Office of Thrift Supervision shuts down IndyMac

July 11, 2008 5:44:38 PM PDT
IndyMac Bank's assets were seized by federal regulators on Friday after the mortgage lender succumbed to the pressures of tighter credit, tumbling home prices and rising foreclosures. The bank is the largest regulated thrift to fail and the second largest financial institution to close in U.S. history, regulators said.

The Office of Thrift Supervision said it transferred IndyMac's operations to the Federal Deposit Insurance Corporation because it did not think the lender could meet its depositors' demands.

IndyMac customers with funds in the bank were limited to taking out money via automated teller machines over the weekend, debit card transactions or checks, regulators said.

Other bank services, such as online banking and phone banking were scheduled to be made available on Monday.

"This institution failed today due to a liquidity crisis," OTS Director John Reich said.

IndyMac had $32.01 billion in assets as of March 31.

Pasadena, Calif.-based IndyMac Bancorp Inc., the holding company for IndyMac Bank, has been struggling to raise capital as the housing slump deepens.

A spokesman for the lender did not immediately return an e-mail request for comment.

The banking regulator said it closed IndyMac after customers began a run on the lender following the June 26 release of a letter by Sen. Charles Schumer, D-N.Y., urging several bank regulatory agencies that they take steps to prevent IndyMac's collapse.

In the 11 days that followed the letter's release, depositors took out more than $1.3 billion, regulators said.

In a statement Friday, Schumer said IndyMac's failure was due to long-standing practices by the bank, not recent events.

"If OTS had done its job as regulator and not let IndyMac's poor and loose lending practices continue, we wouldn't be where we are today," Schumer said. "Instead of pointing false fingers of blame, OTS should start doing its job to prevent future IndyMacs."

The FDIC planned to reopen the bank on Monday as IndyMac Federal Bank, FSB.

Deposits are insured up to $100,000 per depositor.

As of March 31, IndyMac had total deposits of $19.06 billion.

Some 10,000 depositors had funds in excess of the insured limit, for a total of $1 billion in potentially uninsured funds, the FDIC said.

Customers with uninsured deposits could begin making appointments to file a claim with the FDIC on Monday. The agency said it would pay unsecured depositors an advance dividend equal to half of the uninsured amount.

IndyMac spent the last two weeks trying to reassure customers that it was not near default.

On Monday, IndyMac announced it had stopped accepting new loan submissions and planned to slash 3,800 jobs, or more than half of its work force - the largest employee cuts in company history.
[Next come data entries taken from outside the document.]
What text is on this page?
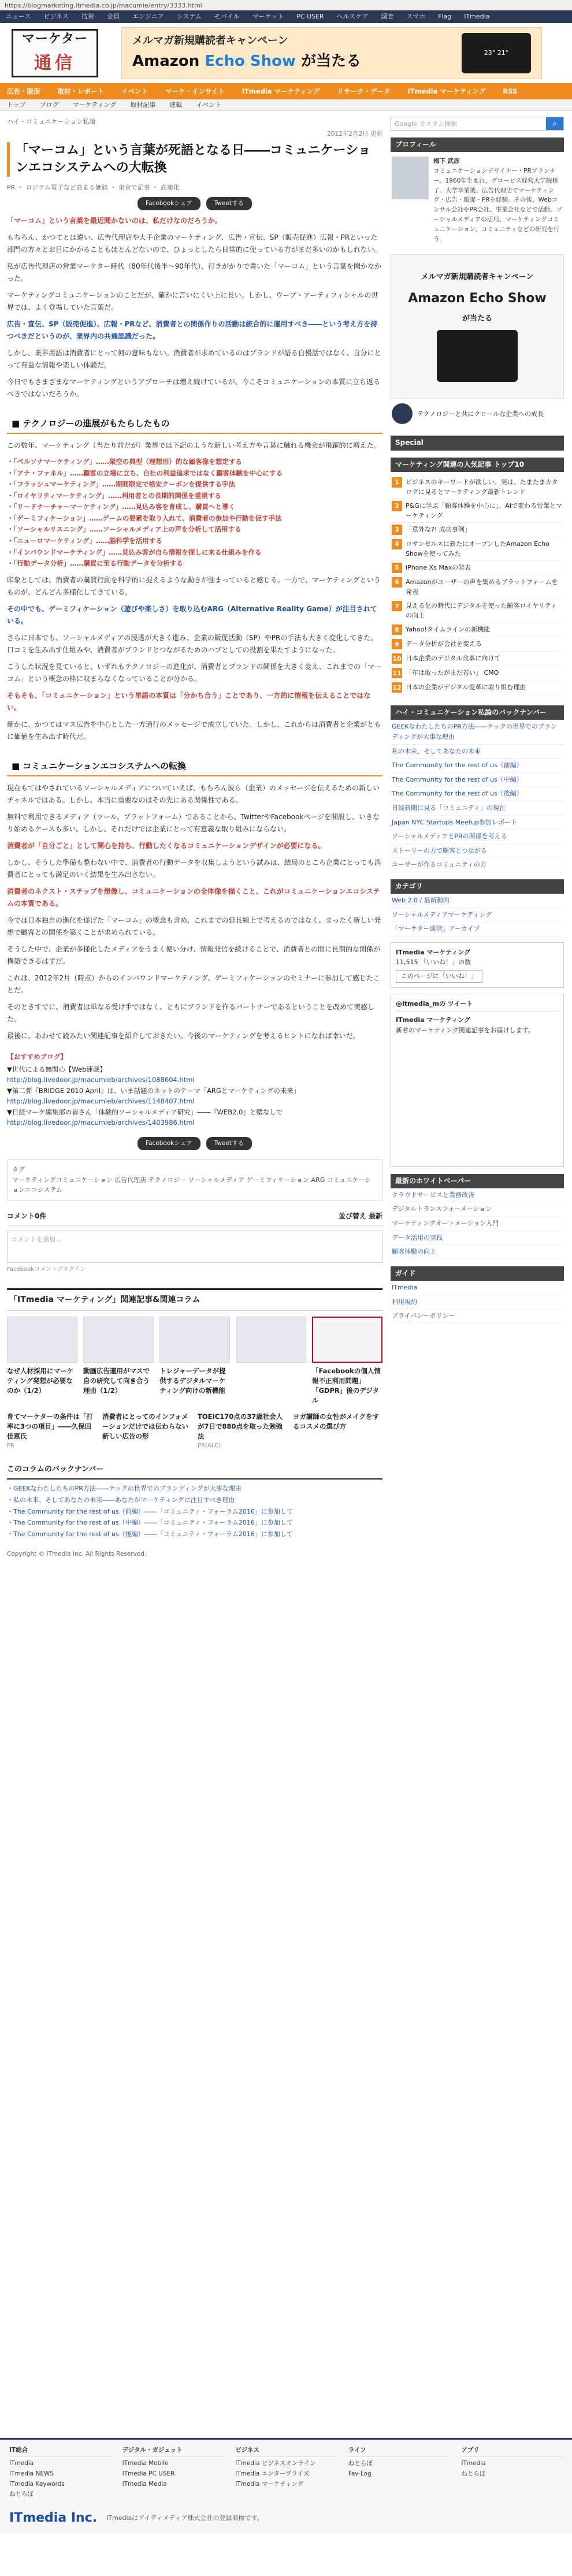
https://blogmarketing.itmedia.co.jp/macumie/entry/3333.html
ニュース ビジネス 技術 会員 エンジニア システム モバイル マーケット PC USER ヘルスケア 調査 スマホ Flag ITmedia
マーケター
通信
メルマガ新規購読者キャンペーン
Amazon Echo Show が当たる	23° 21°
広告・販促	取材・レポート	イベント	マーケ・インサイト	ITmedia マーケティング	リサーチ・データ	ITmedia マーケティング	RSS
トップ ブログ マーケティング 取材記事 連載 イベント
ハイ・コミュニケーション私論
2012年2月2日 更新
「マーコム」という言葉が死語となる日――コミュニケーションエコシステムへの大転換
PR ・ ロジテム電子など高まる価値 ・ 東京で記事 ・ 高速化
Facebookシェア	Tweetする

「マーコム」という言葉を最近聞かないのは、私だけなのだろうか。

もちろん、かつてとは違い、広告代理店や大手企業のマーケティング、広告・宣伝、SP（販売促進）広報・PRといった部門の方々とお目にかかることもほとんどないので、ひょっとしたら日常的に使っている方がまだ多いのかもしれない。

私が広告代理店の営業マーケター時代（80年代後半〜90年代）、行きがかりで書いた「マーコム」という言葉を聞かなかった。

マーケティングコミュニケーションのことだが、確かに言いにくい上に長い。しかし、ウーブ・アーティフィシャルの世界では、よく登場していた言葉だ。

広告・宣伝、SP（販売促進）、広報・PRなど、消費者との関係作りの活動は統合的に運用すべき――という考え方を持つべきだというのが、業界内の共通認識だった。

しかし、業界用語は消費者にとって何の意味もない。消費者が求めているのはブランドが語る自慢話ではなく、自分にとって有益な情報や楽しい体験だ。

今日でもさまざまなマーケティングというアプローチは増え続けているが、今こそコミュニケーションの本質に立ち返るべきではないだろうか。

■ テクノロジーの進展がもたらしたもの

この数年、マーケティング（当たり前だが）業界では下記のような新しい考え方や言葉に触れる機会が飛躍的に増えた。

・「ペルソナマーケティング」……架空の典型（理想形）的な顧客像を想定する
・「アナ・ファネル」……顧客の立場に立ち、自社の利益追求ではなく顧客体験を中心にする
・「フラッシュマーケティング」……期間限定で格安クーポンを提供する手法
・「ロイヤリティマーケティング」……利用者との長期的関係を重視する
・「リードナーチャーマーケティング」……見込み客を育成し、購買へと導く
・「ゲーミフィケーション」……ゲームの要素を取り入れて、消費者の参加や行動を促す手法
・「ソーシャルリスニング」……ソーシャルメディア上の声を分析して活用する
・「ニューロマーケティング」……脳科学を活用する
・「インバウンドマーケティング」……見込み客が自ら情報を探しに来る仕組みを作る
・「行動データ分析」……購買に至る行動データを分析する

印象としては、消費者の購買行動を科学的に捉えるような動きが強まっていると感じる。一方で、マーケティングというものが、どんどん多様化してきている。

その中でも、ゲーミフィケーション（遊びや楽しさ）を取り込むARG（Alternative Reality Game）が注目されている。

さらに日本でも、ソーシャルメディアの浸透が大きく進み、企業の販促活動（SP）やPRの手法も大きく変化してきた。口コミを生み出す仕組みや、消費者がブランドとつながるためのハブとしての役割を果たすようになった。

こうした状況を見ていると、いずれもテクノロジーの進化が、消費者とブランドの関係を大きく変え、これまでの「マーコム」という概念の枠に収まらなくなっていることが分かる。

そもそも、「コミュニケーション」という単語の本質は「分かち合う」ことであり、一方的に情報を伝えることではない。

確かに、かつてはマス広告を中心とした一方通行のメッセージで成立していた。しかし、これからは消費者と企業がともに価値を生み出す時代だ。

■ コミュニケーションエコシステムへの転換

現在もてはやされているソーシャルメディアについていえば、もちろん彼ら（企業）のメッセージを伝えるための新しいチャネルではある。しかし、本当に重要なのはその先にある関係性である。

無料で利用できるメディア（ツール、プラットフォーム）であることから、TwitterやFacebookページを開設し、いきなり始めるケースも多い。しかし、それだけでは企業にとって有意義な取り組みにならない。

消費者が「自分ごと」として関心を持ち、行動したくなるコミュニケーションデザインが必要になる。

しかし、そうした準備も整わない中で、消費者の行動データを収集しようという試みは、結局のところ企業にとっても消費者にとっても満足のいく結果を生み出さない。

消費者のネクスト・ステップを想像し、コミュニケーションの全体像を描くこと、これがコミュニケーションエコシステムの本質である。

今では日本独自の進化を遂げた「マーコム」の概念も含め、これまでの延長線上で考えるのではなく、まったく新しい発想で顧客との関係を築くことが求められている。

そうした中で、企業が多様化したメディアをうまく使い分け、情報発信を続けることで、消費者との間に長期的な関係が構築できるはずだ。

これは、2012年2月（時点）からのインバウンドマーケティング、ゲーミフィケーションのセミナーに参加して感じたことだ。

そのときすでに、消費者は単なる受け手ではなく、ともにブランドを作るパートナーであるということを改めて実感した。

最後に、あわせて読みたい関連記事を紹介しておきたい。今後のマーケティングを考えるヒントになれば幸いだ。

【おすすめブログ】
▼世代による無関心【Web連載】
http://blog.livedoor.jp/macumieb/archives/1088604.html
▼第二弾『BRIDGE 2010 April』は、いま話題のネットのテーマ「ARGとマーケティングの未来」
http://blog.livedoor.jp/macumieb/archives/1148407.html
▼日経マーケ編集部の皆さん「体験的ソーシャルメディア研究」――『WEB2.0』と壁なしで
http://blog.livedoor.jp/macumieb/archives/1403986.html
Facebookシェア	Tweetする
タグ
マーケティングコミュニケーション 広告代理店 テクノロジー ソーシャルメディア ゲーミフィケーション ARG コミュニケーションエコシステム
コメント0件	並び替え 最新
コメントを追加...
Facebookコメントプラグイン
「ITmedia マーケティング」関連記事&関連コラム
なぜ人材採用にマーケティング発想が必要なのか（1/2）
動画広告運用がマスで自の研究して向き合う理由（1/2）
トレジャーデータが提供するデジタルマーケティング向けの新機能
「Facebookの個人情報不正利用問題」「GDPR」後のデジタル
育てマーケターの条件は「打率に3つの項目」――久保田 佳恵氏
PR
消費者にとってのインフォメーションだけでは伝わらない新しい広告の形
TOEIC170点の37歳社会人が7日で880点を取った勉強法
PR(ALC)
ヨガ講師の女性がメイクをするコスメの選び方
このコラムのバックナンバー
・GEEKなわたしたちのPR方法――テックの世界でのブランディングが大事な理由
・私の未来、そしてあなたの未来――あなたがマーケティングに注目すべき理由
・The Community for the rest of us（前編）――「コミュニティ・フォーラム2016」に参加して
・The Community for the rest of us（中編）――「コミュニティ・フォーラム2016」に参加して
・The Community for the rest of us（後編）――「コミュニティ・フォーラム2016」に参加して
Copyright © ITmedia Inc. All Rights Reserved.
Google カスタム検索	⌕
プロフィール
梅下 武彦
コミュニケーションデザイナー・PRプランナー。1960年生まれ。グロービス経営大学院修了。大学卒業後、広告代理店でマーケティング・広告・販促・PRを経験。その後、Webコンサル会社やPR会社、事業会社などで活動。ソーシャルメディアの活用、マーケティングコミュニケーション、コミュニティなどの研究を行う。
メルマガ新規購読者キャンペーン
Amazon Echo Show
が当たる
テクノロジーと共にクロールな企業への成長
Special
マーケティング関連の人気記事 トップ10
1	ビジネスのキーワードが欲しい。実は、たまたまカタログに見るとマーケティング最新トレンド
2	P&Gに学ぶ「顧客体験を中心に」、AIで変わる営業とマーケティング
3	「意外な?! 成功事例」
4	ロサンゼルスに新たにオープンしたAmazon Echo Showを使ってみた
5	iPhone Xs Maxの発表
6	Amazonがユーザーの声を集めるプラットフォームを発表
7	見える化の時代にデジタルを使った顧客ロイヤリティの向上
8	Yahoo!タイムラインの新機能
9	データ分析が会社を変える
10 日本企業のデジタル改革に向けて
11 「年は取ったがまだ若い」 CMO
12 日本の企業がデジタル変革に取り組む理由
ハイ・コミュニケーション私論のバックナンバー
GEEKなわたしたちのPR方法――テックの世界でのブランディングが大事な理由
私の未来、そしてあなたの未来
The Community for the rest of us（前編）
The Community for the rest of us（中編）
The Community for the rest of us（後編）
日経新聞に見る「コミュニティ」の現在
Japan NYC Startups Meetup参加レポート
ソーシャルメディアとPRの関係を考える
ストーリーの力で顧客とつながる
ユーザーが作るコミュニティの力
カテゴリ
Web 2.0 / 最新動向
ソーシャルメディアマーケティング
「マーケター通信」アーカイブ
ITmedia マーケティング
11,515 「いいね！」の数
このページに「いいね！」
@itmedia_mの ツイート
ITmedia マーケティング
新着のマーケティング関連記事をお届けします。
最新のホワイトペーパー
クラウドサービスと業務改善
デジタルトランスフォーメーション
マーケティングオートメーション入門
データ活用の実践
顧客体験の向上
ガイド
ITmedia
利用規約
プライバシーポリシー
IT総合
ITmedia
ITmedia NEWS
ITmedia Keywords
ねとらぼ
デジタル・ガジェット
ITmedia Mobile
ITmedia PC USER
ITmedia Media
ビジネス
ITmedia ビジネスオンライン
ITmedia エンタープライズ
ITmedia マーケティング
ライフ
ねとらぼ
Fav-Log
アプリ
ITmedia
ねとらぼ
ITmedia Inc. ITmediaはアイティメディア株式会社の登録商標です。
In the letter to shareholders, IndyMac Chairman and Chief Executive Michael W. Perry said the drastic measures were made in conjunction with banking regulators to improve the company's financial footing and "meet our mutual goal of keeping Indymac safe and sound through this crisis period."
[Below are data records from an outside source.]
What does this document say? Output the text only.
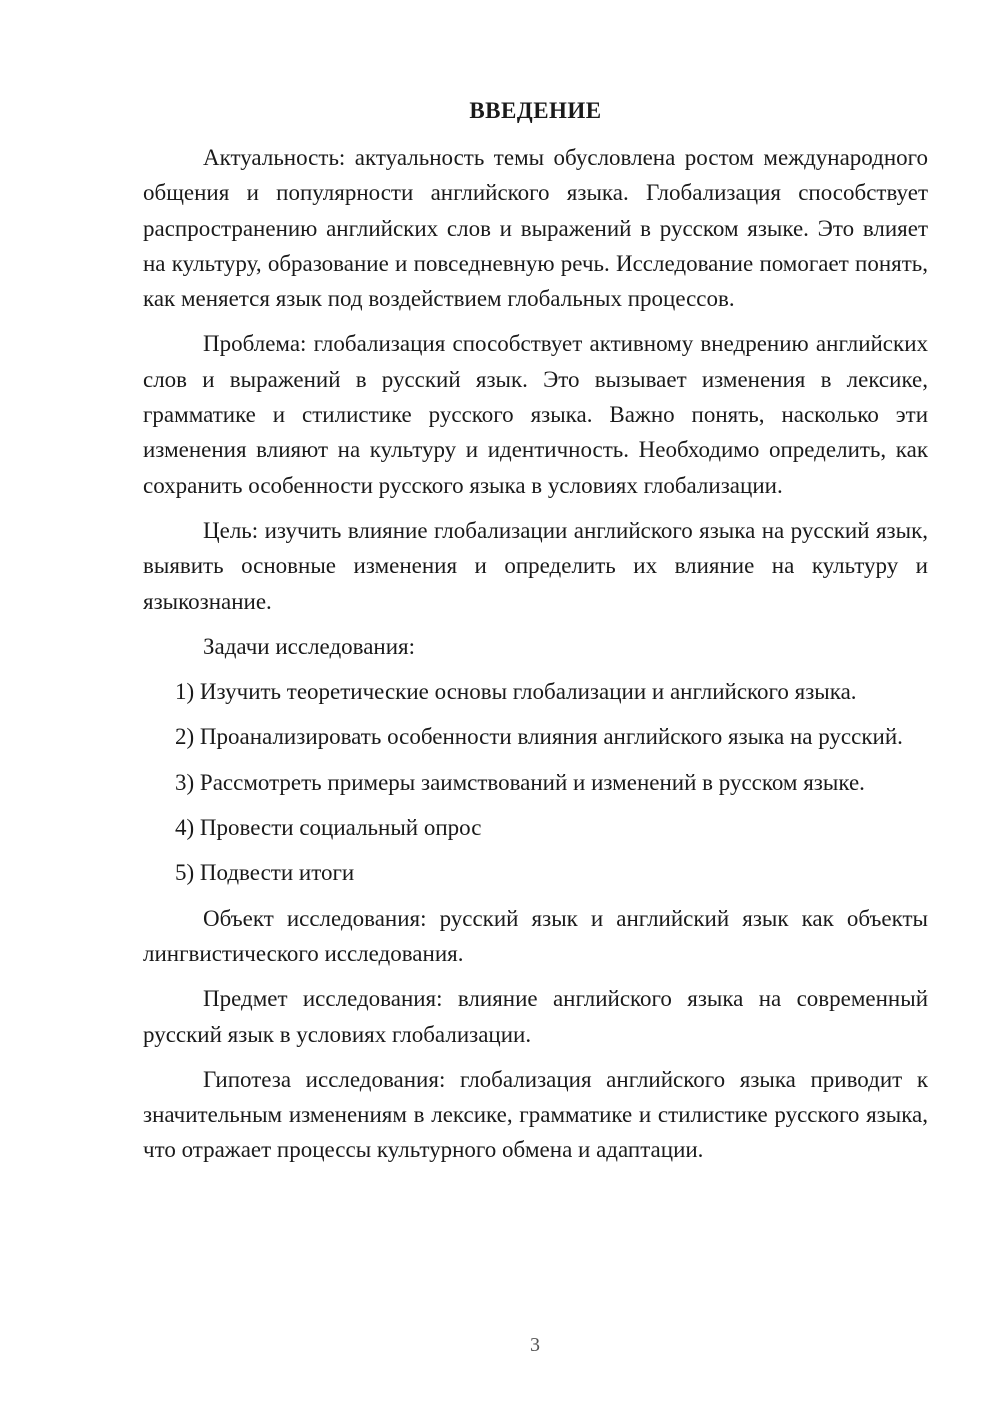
ВВЕДЕНИЕ

Актуальность: актуальность темы обусловлена ростом международного общения и популярности английского языка. Глобализация способствует распространению английских слов и выражений в русском языке. Это влияет на культуру, образование и повседневную речь. Исследование помогает понять, как меняется язык под воздействием глобальных процессов.

Проблема: глобализация способствует активному внедрению английских слов и выражений в русский язык. Это вызывает изменения в лексике, грамматике и стилистике русского языка. Важно понять, насколько эти изменения влияют на культуру и идентичность. Необходимо определить, как сохранить особенности русского языка в условиях глобализации.

Цель: изучить влияние глобализации английского языка на русский язык, выявить основные изменения и определить их влияние на культуру и языкознание.

Задачи исследования:

1) Изучить теоретические основы глобализации и английского языка.

2) Проанализировать особенности влияния английского языка на русский.

3) Рассмотреть примеры заимствований и изменений в русском языке.

4) Провести социальный опрос

5) Подвести итоги

Объект исследования: русский язык и английский язык как объекты лингвистического исследования.

Предмет исследования: влияние английского языка на современный русский язык в условиях глобализации.

Гипотеза исследования: глобализация английского языка приводит к значительным изменениям в лексике, грамматике и стилистике русского языка, что отражает процессы культурного обмена и адаптации.

3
The plan was supposed to generate roughly $5 billion to $10 billion per year of new loans backed by government-sponsored mortgage companies, Perry said at the time.
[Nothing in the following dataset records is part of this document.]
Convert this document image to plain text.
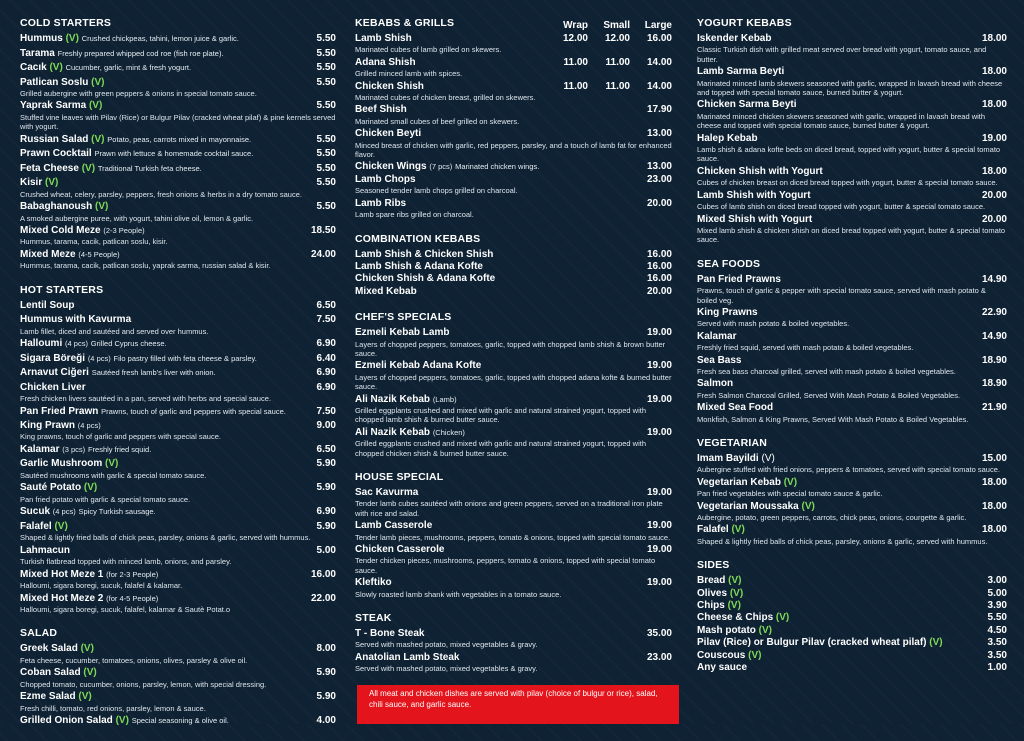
COLD STARTERS
Hummus (V) Crushed chickpeas, tahini, lemon juice & garlic.	5.50
Tarama Freshly prepared whipped cod roe (fish roe plate).	5.50
Cacık (V) Cucumber, garlic, mint & fresh yogurt.	5.50
Patlican Soslu (V)	5.50
Grilled aubergine with green peppers & onions in special tomato sauce.
Yaprak Sarma (V)	5.50
Stuffed vine leaves with Pilav (Rice) or Bulgur Pilav (cracked wheat pilaf) & pine kernels served with yogurt.
Russian Salad (V) Potato, peas, carrots mixed in mayonnaise.	5.50
Prawn Cocktail Prawn with lettuce & homemade cocktail sauce.	5.50
Feta Cheese (V) Traditional Turkish feta cheese.	5.50
Kisir (V)	5.50
Crushed wheat, celery, parsley, peppers, fresh onions & herbs in a dry tomato sauce.
Babaghanoush (V)	5.50
A smoked aubergine puree, with yogurt, tahini olive oil, lemon & garlic.
Mixed Cold Meze (2-3 People)	18.50
Hummus, tarama, cacik, patlican soslu, kisir.
Mixed Meze (4-5 People)	24.00
Hummus, tarama, cacik, patlican soslu, yaprak sarma, russian salad & kisir.
HOT STARTERS
Lentil Soup	6.50
Hummus with Kavurma	7.50
Lamb fillet, diced and sautéed and served over hummus.
Halloumi (4 pcs) Grilled Cyprus cheese.	6.90
Sigara Böreği (4 pcs) Filo pastry filled with feta cheese & parsley.	6.40
Arnavut Ciğeri Sautéed fresh lamb's liver with onion.	6.90
Chicken Liver	6.90
Fresh chicken livers sautéed in a pan, served with herbs and special sauce.
Pan Fried Prawn Prawns, touch of garlic and peppers with special sauce.	7.50
King Prawn (4 pcs)	9.00
King prawns, touch of garlic and peppers with special sauce.
Kalamar (3 pcs) Freshly fried squid.	6.50
Garlic Mushroom (V)	5.90
Sautéed mushrooms with garlic & special tomato sauce.
Sauté Potato (V)	5.90
Pan fried potato with garlic & special tomato sauce.
Sucuk (4 pcs) Spicy Turkish sausage.	6.90
Falafel (V)	5.90
Shaped & lightly fried balls of chick peas, parsley, onions & garlic, served with hummus.
Lahmacun	5.00
Turkish flatbread topped with minced lamb, onions, and parsley.
Mixed Hot Meze 1 (for 2-3 People)	16.00
Halloumi, sigara boregi, sucuk, falafel & kalamar.
Mixed Hot Meze 2 (for 4-5 People)	22.00
Halloumi, sigara boregi, sucuk, falafel, kalamar & Sautè Potat.o
SALAD
Greek Salad (V)	8.00
Feta cheese, cucumber, tomatoes, onions, olives, parsley & olive oil.
Coban Salad (V)	5.90
Chopped tomato, cucumber, onions, parsley, lemon, with special dressing.
Ezme Salad (V)	5.90
Fresh chilli, tomato, red onions, parsley, lemon & sauce.
Grilled Onion Salad (V) Special seasoning & olive oil.	4.00
KEBABS & GRILLS	Wrap	Small	Large
Lamb Shish	12.00	12.00	16.00
Marinated cubes of lamb grilled on skewers.
Adana Shish	11.00	11.00	14.00
Grilled minced lamb with spices.
Chicken Shish	11.00	11.00	14.00
Marinated cubes of chicken breast, grilled on skewers.
Beef Shish	17.90
Marinated small cubes of beef grilled on skewers.
Chicken Beyti	13.00
Minced breast of chicken with garlic, red peppers, parsley, and a touch of lamb fat for enhanced flavor.
Chicken Wings (7 pcs) Marinated chicken wings.	13.00
Lamb Chops	23.00
Seasoned tender lamb chops grilled on charcoal.
Lamb Ribs	20.00
Lamb spare ribs grilled on charcoal.
COMBINATION KEBABS
Lamb Shish & Chicken Shish	16.00
Lamb Shish & Adana Kofte	16.00
Chicken Shish & Adana Kofte	16.00
Mixed Kebab	20.00
CHEF'S SPECIALS
Ezmeli Kebab Lamb	19.00
Layers of chopped peppers, tomatoes, garlic, topped with chopped lamb shish & brown butter sauce.
Ezmeli Kebab Adana Kofte	19.00
Layers of chopped peppers, tomatoes, garlic, topped with chopped adana kofte & burned butter sauce.
Ali Nazik Kebab (Lamb)	19.00
Grilled eggplants crushed and mixed with garlic and natural strained yogurt, topped with chopped lamb shish & burned butter sauce.
Ali Nazik Kebab (Chicken)	19.00
Grilled eggplants crushed and mixed with garlic and natural strained yogurt, topped with chopped chicken shish & burned butter sauce.
HOUSE SPECIAL
Sac Kavurma	19.00
Tender lamb cubes sautéed with onions and green peppers, served on a traditional iron plate with rice and salad.
Lamb Casserole	19.00
Tender lamb pieces, mushrooms, peppers, tomato & onions, topped with special tomato sauce.
Chicken Casserole	19.00
Tender chicken pieces, mushrooms, peppers, tomato & onions, topped with special tomato sauce.
Kleftiko	19.00
Slowly roasted lamb shank with vegetables in a tomato sauce.
STEAK
T - Bone Steak	35.00
Served with mashed potato, mixed vegetables & gravy.
Anatolian Lamb Steak	23.00
Served with mashed potato, mixed vegetables & gravy.
All meat and chicken dishes are served with pilav (choice of bulgur or rice), salad, chili sauce, and garlic sauce.
YOGURT KEBABS
Iskender Kebab	18.00
Classic Turkish dish with grilled meat served over bread with yogurt, tomato sauce, and butter.
Lamb Sarma Beyti	18.00
Marinated minced lamb skewers seasoned with garlic, wrapped in lavash bread with cheese and topped with special tomato sauce, burned butter & yogurt.
Chicken Sarma Beyti	18.00
Marinated minced chicken skewers seasoned with garlic, wrapped in lavash bread with cheese and topped with special tomato sauce, burned butter & yogurt.
Halep Kebab	19.00
Lamb shish & adana kofte beds on diced bread, topped with yogurt, butter & special tomato sauce.
Chicken Shish with Yogurt	18.00
Cubes of chicken breast on diced bread topped with yogurt, butter & special tomato sauce.
Lamb Shish with Yogurt	20.00
Cubes of lamb shish on diced bread topped with yogurt, butter & special tomato sauce.
Mixed Shish with Yogurt	20.00
Mixed lamb shish & chicken shish on diced bread topped with yogurt, butter & special tomato sauce.
SEA FOODS
Pan Fried Prawns	14.90
Prawns, touch of garlic & pepper with special tomato sauce, served with mash potato & boiled veg.
King Prawns	22.90
Served with mash potato & boiled vegetables.
Kalamar	14.90
Freshly fried squid, served with mash potato & boiled vegetables.
Sea Bass	18.90
Fresh sea bass charcoal grilled, served with mash potato & boiled vegetables.
Salmon	18.90
Fresh Salmon Charcoal Grilled, Served With Mash Potato & Boiled Vegetables.
Mixed Sea Food	21.90
Monkfish, Salmon & King Prawns, Served With Mash Potato & Boiled Vegetables.
VEGETARIAN
Imam Bayildi (V)	15.00
Aubergine stuffed with fried onions, peppers & tomatoes, served with special tomato sauce.
Vegetarian Kebab (V)	18.00
Pan fried vegetables with special tomato sauce & garlic.
Vegetarian Moussaka (V)	18.00
Aubergine, potato, green peppers, carrots, chick peas, onions, courgette & garlic.
Falafel (V)	18.00
Shaped & lightly fried balls of chick peas, parsley, onions & garlic, served with hummus.
SIDES
Bread (V)	3.00
Olives (V)	5.00
Chips (V)	3.90
Cheese & Chips (V)	5.50
Mash potato (V)	4.50
Pilav (Rice) or Bulgur Pilav (cracked wheat pilaf) (V)	3.50
Couscous (V)	3.50
Any sauce	1.00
But the run on its deposits ultimately short-circuited the strategy, prompting regulators action Friday.

The lender, which opened in 1985, closed its run with a string of quarterly losses.

The company posted its first annual loss in its history last year, losing more than $614 million as it struggled through the housing slump. It posted a $184.2 million loss in the first quarter of this year and warned last month that it wouldn't return to profitability this year unless the slide in U.S. housing prices slowed.

The housing outlook was not improving, however, and Perry warned he expected the company's second-quarter loss to be wider than its loss in the first quarter.